To fabricate the specialized gas cleaning equipment required for the project, FirmGreen contracted with an established company out of Dublin, Ohio: Guild Associates. Guild employees are also helping start-up Gás Verde’s Biogas Plant. FirmGreen’s CEO, Steve Wilburn, commented, “Our world continues to face significant economic challenges, yet this project demonstrates how bi-cultural teamwork can generate hundreds of jobs, in this case throughout six U.S. states—Indiana, Wisconsin, Ohio, California, Michigan, and Texas—as well as Brazil. Brazilian contractors are manufacturing some of the Novo Gramacho project components and will take a lead role in the plant’s installation. Together, we are building a sustainable, renewable energy process—environmentally friendly and good for the citizens of both countries.”

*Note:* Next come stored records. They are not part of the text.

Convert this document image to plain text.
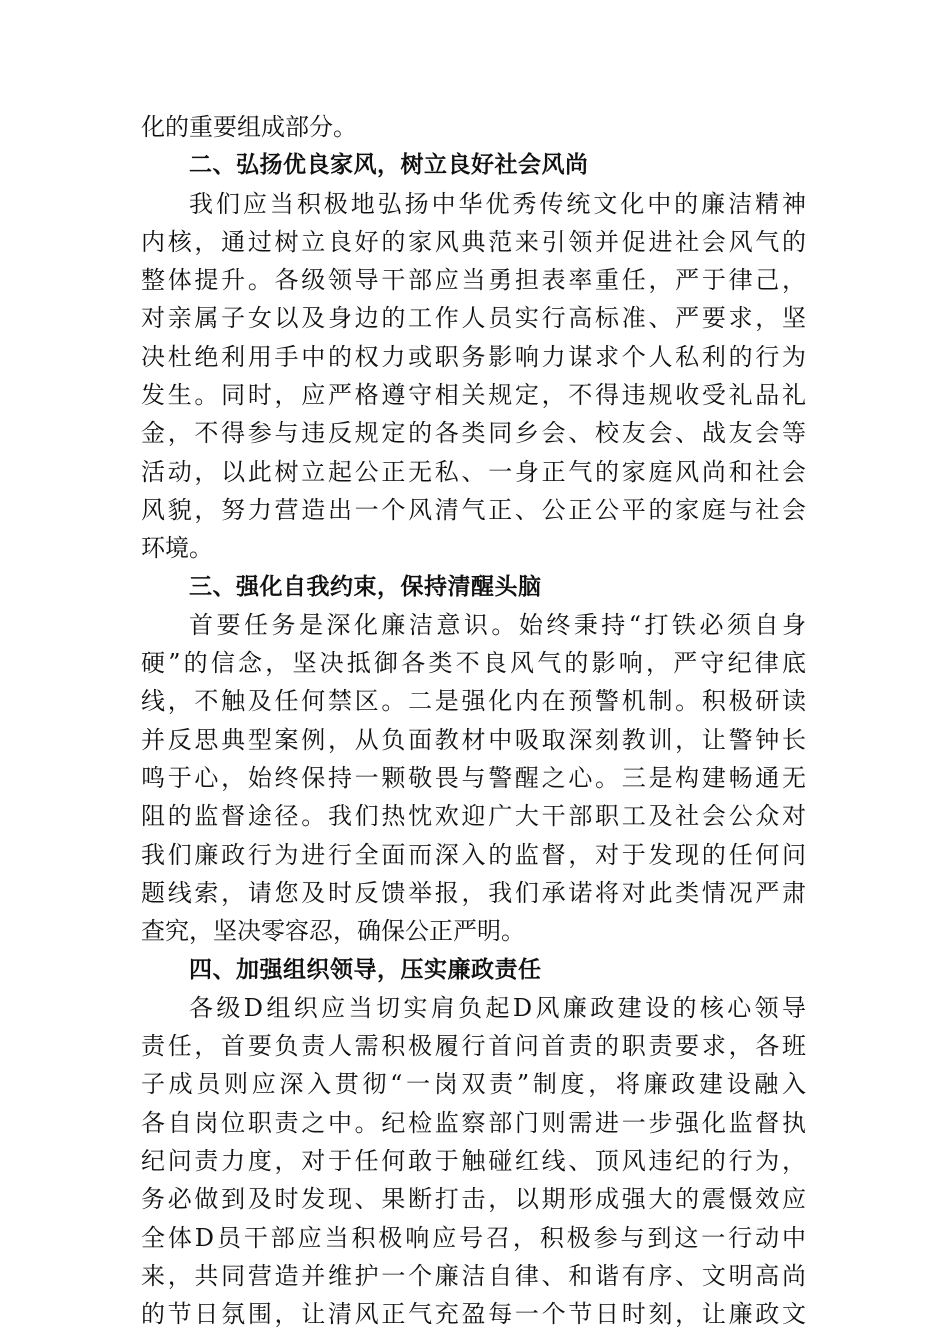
化的重要组成部分。
二、弘扬优良家风，树立良好社会风尚
我们应当积极地弘扬中华优秀传统文化中的廉洁精神
内核，通过树立良好的家风典范来引领并促进社会风气的
整体提升。各级领导干部应当勇担表率重任，严于律己，
对亲属子女以及身边的工作人员实行高标准、严要求，坚
决杜绝利用手中的权力或职务影响力谋求个人私利的行为
发生。同时，应严格遵守相关规定，不得违规收受礼品礼
金，不得参与违反规定的各类同乡会、校友会、战友会等
活动，以此树立起公正无私、一身正气的家庭风尚和社会
风貌，努力营造出一个风清气正、公正公平的家庭与社会
环境。
三、强化自我约束，保持清醒头脑
首要任务是深化廉洁意识。始终秉持“打铁必须自身
硬”的信念，坚决抵御各类不良风气的影响，严守纪律底
线，不触及任何禁区。二是强化内在预警机制。积极研读
并反思典型案例，从负面教材中吸取深刻教训，让警钟长
鸣于心，始终保持一颗敬畏与警醒之心。三是构建畅通无
阻的监督途径。我们热忱欢迎广大干部职工及社会公众对
我们廉政行为进行全面而深入的监督，对于发现的任何问
题线索，请您及时反馈举报，我们承诺将对此类情况严肃
查究，坚决零容忍，确保公正严明。
四、加强组织领导，压实廉政责任
各级D组织应当切实肩负起D风廉政建设的核心领导
责任，首要负责人需积极履行首问首责的职责要求，各班
子成员则应深入贯彻“一岗双责”制度，将廉政建设融入
各自岗位职责之中。纪检监察部门则需进一步强化监督执
纪问责力度，对于任何敢于触碰红线、顶风违纪的行为，
务必做到及时发现、果断打击，以期形成强大的震慑效应
全体D员干部应当积极响应号召，积极参与到这一行动中
来，共同营造并维护一个廉洁自律、和谐有序、文明高尚
的节日氛围，让清风正气充盈每一个节日时刻，让廉政文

In fact, Petrobras, the largest company in Latin America by market capitalization and revenue, will use the biogas from the project to generate over 10% of the thermal energy needed to run its Duque de Caxias Refinery. Petrobras has an impressive record supporting clean energy technologies, and according to the U.S. Government’s EPA LMOP calculator the Novo Gramacho Biogas Plant will reduce greenhouse gas emissions by 1.4 million metric tons, annually. The Novo Gramacho Biogas Project is slated to begin commercial operations later this year.
Wilburn asserts, “FirmGreen’s business model demonstrates Americans can, and should, take global leadership roles in renewable technologies. We have the skilled labor pool and ‘can-do’ spirit that makes America great. We can replicate this process in landfills worldwide. We can help rebuild America as an exporter of green technology to the world markets.”
An internationally recognized energy executive and devoted conservationist, Wilburn has had success with similar projects developed in the United States. Most recently, FirmGreen’s Green Energy Center in Ohio won an EPA LMOP Project of the Year Award for converting landfill gas to electricity and CNG for vehicle fuel. Remarkably, FirmGreen has achieved this success without any federal, state, or government subsidies.